凡煙小說

第 27 章

關燈
第 27 章

三人就這樣一路走走停停,半個月後終於抵達了魏瓚那五千驍騎的紮營處,綏州城。

剛走到城門口就見陸陸續續地有老百姓推著勒勒車,上面堆滿了包袱家當,有的還坐著孩子,個個神色匆忙地往城外趕。

傅堅跳下驢車,攔下了一位上了年紀的老漢,問道:“老人家,你這麽大年紀了還搬家呀?”

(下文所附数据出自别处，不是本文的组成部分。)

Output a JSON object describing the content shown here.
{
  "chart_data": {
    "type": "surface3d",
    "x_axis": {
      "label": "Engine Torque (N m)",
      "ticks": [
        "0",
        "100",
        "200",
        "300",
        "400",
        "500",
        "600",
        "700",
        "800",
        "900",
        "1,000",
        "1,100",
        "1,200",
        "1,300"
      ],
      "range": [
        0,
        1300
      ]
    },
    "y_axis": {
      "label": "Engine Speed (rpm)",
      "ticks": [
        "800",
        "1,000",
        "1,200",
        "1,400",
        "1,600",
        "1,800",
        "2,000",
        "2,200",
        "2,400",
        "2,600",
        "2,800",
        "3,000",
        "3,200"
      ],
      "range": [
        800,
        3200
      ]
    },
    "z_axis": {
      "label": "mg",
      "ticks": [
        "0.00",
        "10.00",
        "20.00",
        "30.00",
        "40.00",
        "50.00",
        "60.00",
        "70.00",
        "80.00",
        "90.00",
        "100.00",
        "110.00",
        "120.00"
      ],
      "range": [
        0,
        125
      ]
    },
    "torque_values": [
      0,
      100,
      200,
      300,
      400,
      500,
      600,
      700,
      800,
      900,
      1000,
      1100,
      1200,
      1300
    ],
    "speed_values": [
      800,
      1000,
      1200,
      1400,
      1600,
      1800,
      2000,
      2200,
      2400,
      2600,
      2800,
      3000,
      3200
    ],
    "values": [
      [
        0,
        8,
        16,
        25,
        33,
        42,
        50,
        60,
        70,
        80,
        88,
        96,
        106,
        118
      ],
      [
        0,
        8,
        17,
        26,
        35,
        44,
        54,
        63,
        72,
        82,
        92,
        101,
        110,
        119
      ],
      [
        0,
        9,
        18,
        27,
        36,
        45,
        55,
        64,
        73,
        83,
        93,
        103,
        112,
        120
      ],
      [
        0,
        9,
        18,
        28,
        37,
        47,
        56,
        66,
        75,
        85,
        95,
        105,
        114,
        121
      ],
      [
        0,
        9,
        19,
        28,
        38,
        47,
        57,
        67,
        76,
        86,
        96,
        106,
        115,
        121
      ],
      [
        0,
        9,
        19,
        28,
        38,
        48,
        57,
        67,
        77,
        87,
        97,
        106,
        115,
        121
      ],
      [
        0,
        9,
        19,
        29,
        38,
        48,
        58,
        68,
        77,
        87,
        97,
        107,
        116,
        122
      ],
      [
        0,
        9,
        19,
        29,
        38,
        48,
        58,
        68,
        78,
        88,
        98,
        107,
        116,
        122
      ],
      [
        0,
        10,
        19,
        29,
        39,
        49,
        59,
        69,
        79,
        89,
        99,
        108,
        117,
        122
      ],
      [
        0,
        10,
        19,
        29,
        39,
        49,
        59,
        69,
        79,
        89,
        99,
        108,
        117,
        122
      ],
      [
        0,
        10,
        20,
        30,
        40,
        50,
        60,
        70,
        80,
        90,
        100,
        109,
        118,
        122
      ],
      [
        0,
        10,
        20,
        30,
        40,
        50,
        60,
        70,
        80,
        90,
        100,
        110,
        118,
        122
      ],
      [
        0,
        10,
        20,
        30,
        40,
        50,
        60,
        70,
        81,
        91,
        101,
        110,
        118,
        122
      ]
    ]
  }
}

老漢神情哀怨:“這不是沒法子了麽,南蠻子都打過來了,前方三城全丟了,那些南蠻子進了城奸淫擄掠無惡不作,還把女人小孩抓起來做了軍糧,就這麽吃了,真是造孽喲!朝廷才派了這麽點兒兵馬過來,這明顯是放棄咱們綏州城的老百姓了,如若不然誰會離開這生活了一輩子的家呀。老漢我這條老命是活夠了,可憐我家中還有父母早亡的幺兒,這時候不走可就活不成了啊!”,這老漢說著說著竟抹起了眼淚,又看他們一副要進城的樣子,趕忙攥住傅堅的手著急道:“你們可不能往裏走了啊,趕緊逃命去吧。”

傅堅拍拍他的手道:“老人家別怕,朝廷還有兩萬五千精兵就在路上,待援軍一到,綏州城可定,你的家便也保住了。”

老漢擡起渾濁的眼睛看著他,似燃起了些許希望,但這希望的火苗轉瞬即逝,他搖了搖頭重新推起了車,繼續往城外走,嘴裏喃喃道:“保不住的,保不住的,那南蠻子是吃人的修羅兵,太可怕了。”

傅堅深知戰爭對老百姓造成的巨大傷害,深深地嘆了一口氣。

岑最果小聲說道:“怪不得一路上這麽多流民,要是沒有戰爭該多好,老百姓就不用離開他們的家了。”

傅堅神情肅穆,沈聲道:“世上只要有野心的存在,這戰火就會永無休止。得隴望蜀,欲壑難填,世人大多如此。”

這時自城門口走過來一位身著金色鎧甲,長得十分高壯的將士,頗為客氣地問道:“老先生可是傅醫師?”

傅堅已到魏瓚駐軍的地界也就不再遮掩,大大方方地承認道:“小老兒正是傅堅,這位小兄弟認識我?”

那人朝他一抱拳,朗聲說道:“末將封鵲,是魏帥讓我來城門口候著傅醫師的,已經等好幾日了,今兒可算把你們盼來了。”

原來魏瓚早就收到了侯府的飛鴿傳書,得知傅瓚帶著岑最果跑來前線找他了。但又不知道他們走得是哪條路,便派了人天天守在城門口迎。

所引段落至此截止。